About a year ago, I gave my blog readers the following suggestions about protecting our parents and other elderly relatives. Occasional news stories continue to sadden and disturb me, as another elderly, well-meaning person falls victim to a clever scam or scheme. Please review these suggestions, and pass this information along to others, so together we can protect our elderly family and friends.
1. Ask or discuss with your parents who has durable power of attorney.
2. Register your parents’ telephone numbers with the National Do Not Call registry (www.donotcall.gov).
3. Discuss with them the list of common frauds (see The Boomer Burden, chapter 7).
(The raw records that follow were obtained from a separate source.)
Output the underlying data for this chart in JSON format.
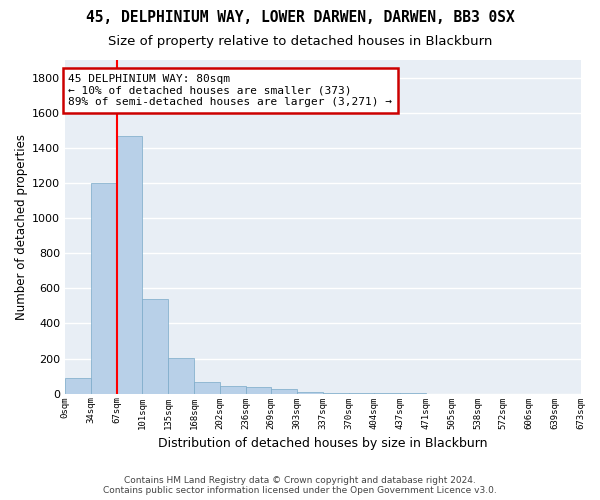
{
  "title1": "45, DELPHINIUM WAY, LOWER DARWEN, DARWEN, BB3 0SX",
  "title2": "Size of property relative to detached houses in Blackburn",
  "xlabel": "Distribution of detached houses by size in Blackburn",
  "ylabel": "Number of detached properties",
  "footer1": "Contains HM Land Registry data © Crown copyright and database right 2024.",
  "footer2": "Contains public sector information licensed under the Open Government Licence v3.0.",
  "bin_edges": [
    "0sqm",
    "34sqm",
    "67sqm",
    "101sqm",
    "135sqm",
    "168sqm",
    "202sqm",
    "236sqm",
    "269sqm",
    "303sqm",
    "337sqm",
    "370sqm",
    "404sqm",
    "437sqm",
    "471sqm",
    "505sqm",
    "538sqm",
    "572sqm",
    "606sqm",
    "639sqm",
    "673sqm"
  ],
  "bar_values": [
    90,
    1200,
    1470,
    540,
    205,
    65,
    45,
    35,
    28,
    10,
    5,
    2,
    1,
    1,
    0,
    0,
    0,
    0,
    0,
    0
  ],
  "bar_color": "#b8d0e8",
  "bar_edge_color": "#7aaac8",
  "ylim": [
    0,
    1900
  ],
  "yticks": [
    0,
    200,
    400,
    600,
    800,
    1000,
    1200,
    1400,
    1600,
    1800
  ],
  "red_line_x": 2.0,
  "annotation_text": "45 DELPHINIUM WAY: 80sqm\n← 10% of detached houses are smaller (373)\n89% of semi-detached houses are larger (3,271) →",
  "annotation_box_color": "#cc0000",
  "background_color": "#e8eef5",
  "grid_color": "#ffffff",
  "title1_fontsize": 10.5,
  "title2_fontsize": 9.5,
  "ylabel_fontsize": 8.5,
  "xlabel_fontsize": 9,
  "annotation_fontsize": 8,
  "footer_fontsize": 6.5
}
Ask them to contact you if they suspect anyone is trying to defraud them.
4. Ask your parents to contact you if anyone offers to buy any of their possessions.
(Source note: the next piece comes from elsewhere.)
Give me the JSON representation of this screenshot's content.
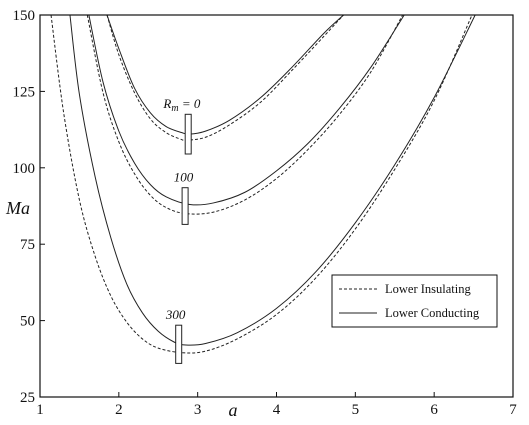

5. Make sure a family member personally visits your parents on a weekly basis. If this is a challenge and you have other siblings, take turns.
6. Reduce junk mail for a small fee by going to either of these web sites: www.stopthejunkmail.com and http://mailstopper.tonic.com.
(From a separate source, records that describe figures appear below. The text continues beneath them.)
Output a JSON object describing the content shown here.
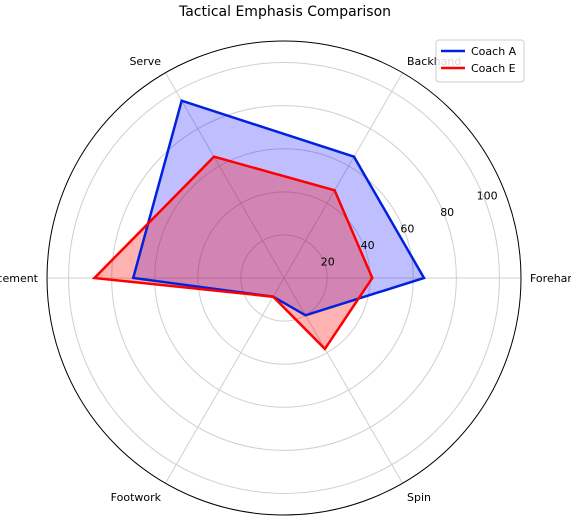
{
  "chart_data": {
    "type": "radar",
    "title": "Tactical Emphasis Comparison",
    "categories": [
      "Forehand",
      "Backhand",
      "Serve",
      "Placement",
      "Footwork",
      "Spin"
    ],
    "radial_ticks": [
      "20",
      "40",
      "60",
      "80",
      "100"
    ],
    "rlim": [
      0,
      110
    ],
    "grid": true,
    "legend_position": "top-right",
    "series": [
      {
        "name": "Coach A",
        "values": [
          65,
          65,
          95,
          70,
          10,
          20
        ],
        "color": "#0022dd",
        "fill": "#0000ff",
        "fill_opacity": 0.25
      },
      {
        "name": "Coach E",
        "values": [
          41,
          47,
          65,
          88,
          10,
          38
        ],
        "color": "#ff0000",
        "fill": "#ff0000",
        "fill_opacity": 0.3
      }
    ]
  }
}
The National Center for Elder Abuse is an excellent resource for information on financial and other forms of abuse against senior citizens. It publishes reports and conducts research on this growing problem. NCEA’s mission is to promote understanding, knowledge sharing, and action on elder abuse, neglect, and exploitation. Its web site also offers links to other excellent resources and organizations also devoted to protecting senior citizens. Their web site is www.ncea.aoa.gov.
Honor your parents by standing between them and anyone who sees them as an easy target.